The mysterious “eclipse winds” — the sudden change in wind direction and speed that occurs when the moon blocks out the sun — have long baffled scientists. Now, in two separate studies published in the Philosophical Transactions of the Royal Society A, researchers have put forward an explanation for this mysterious phenomenon.
In order to study the effects of a solar eclipse on winds, researchers from the University of Reading sought the help of 4,500 citizen scientists around the U.K., who took part in the National Eclipse Weather Experiment during the partial eclipse in March last year. After analyzing the data collected, they found that not only did wind speeds drop by up to 4 knots (4.6 miles per hour) in parts of the U.K., temperatures also dropped by roughly 1 degree Celsius (1.8 degrees Fahrenheit) in parts of the country.
The researchers concluded that the wind change was caused by variations in the "boundary layer" — the area of air that separates high-level winds from those at the ground.
“There have been lots of theories about the eclipse wind over the years, but we think this is the most compelling explanation yet,” co-author Giles Harrison from the University of Reading said in a statement. “As the sun disappears behind the moon the ground suddenly cools, just like at sunset. This means warm air stops rising from the ground, causing a drop in wind speed and a shift in its direction, as the slowing of the air by the Earth’s surface changes.”

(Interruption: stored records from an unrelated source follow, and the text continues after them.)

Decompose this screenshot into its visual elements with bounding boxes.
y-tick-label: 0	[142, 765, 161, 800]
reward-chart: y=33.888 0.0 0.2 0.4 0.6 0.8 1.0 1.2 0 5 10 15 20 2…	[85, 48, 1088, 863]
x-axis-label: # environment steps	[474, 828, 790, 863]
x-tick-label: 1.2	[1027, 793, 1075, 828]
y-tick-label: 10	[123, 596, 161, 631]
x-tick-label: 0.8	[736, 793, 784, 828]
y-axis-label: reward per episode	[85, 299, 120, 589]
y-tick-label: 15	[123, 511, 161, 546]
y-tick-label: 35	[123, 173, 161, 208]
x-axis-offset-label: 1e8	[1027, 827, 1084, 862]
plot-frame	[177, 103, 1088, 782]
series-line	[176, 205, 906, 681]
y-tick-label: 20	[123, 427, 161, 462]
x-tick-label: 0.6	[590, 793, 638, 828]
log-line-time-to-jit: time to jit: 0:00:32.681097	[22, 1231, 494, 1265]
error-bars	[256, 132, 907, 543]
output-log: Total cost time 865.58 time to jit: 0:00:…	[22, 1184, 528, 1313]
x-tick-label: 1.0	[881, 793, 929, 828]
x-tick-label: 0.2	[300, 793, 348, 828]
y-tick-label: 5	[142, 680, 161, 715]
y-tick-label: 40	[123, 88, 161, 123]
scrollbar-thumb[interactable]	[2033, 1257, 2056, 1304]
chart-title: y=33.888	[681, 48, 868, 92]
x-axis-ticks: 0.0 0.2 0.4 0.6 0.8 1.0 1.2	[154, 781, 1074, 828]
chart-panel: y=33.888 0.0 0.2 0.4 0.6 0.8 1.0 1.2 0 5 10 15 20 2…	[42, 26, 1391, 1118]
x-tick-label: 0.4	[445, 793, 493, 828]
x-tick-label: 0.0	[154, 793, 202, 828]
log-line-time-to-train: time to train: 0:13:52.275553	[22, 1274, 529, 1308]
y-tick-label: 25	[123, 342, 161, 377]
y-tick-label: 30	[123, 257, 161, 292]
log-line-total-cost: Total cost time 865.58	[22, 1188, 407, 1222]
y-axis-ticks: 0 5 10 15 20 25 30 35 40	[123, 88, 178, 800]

A second study of the event by researchers at the University of Sheffield also corroborated the observations. It found that during the eclipse, the average temperature dropped by 0.83 degree Celsius (1.5 degrees Fahrenheit), while the wind speed fell by 9 percent on average during the first half of the eclipse.
“A substantial solar eclipse, as occurred over Northwest Europe on 20 March 2015, provides an excellent opportunity for natural meteorological experiments, such as the ones reported here,” lead author Edward Hanna from University of Sheffield said in a statement. “However, there will not be another solar eclipse of comparable magnitude in the UK until 2026, so it is vital to take advantage of these relatively rare chances.”
Researchers in the U.S., though, will get another opportunity to verify the findings during next year’s total solar eclipse — an event that has already generated widespread interest.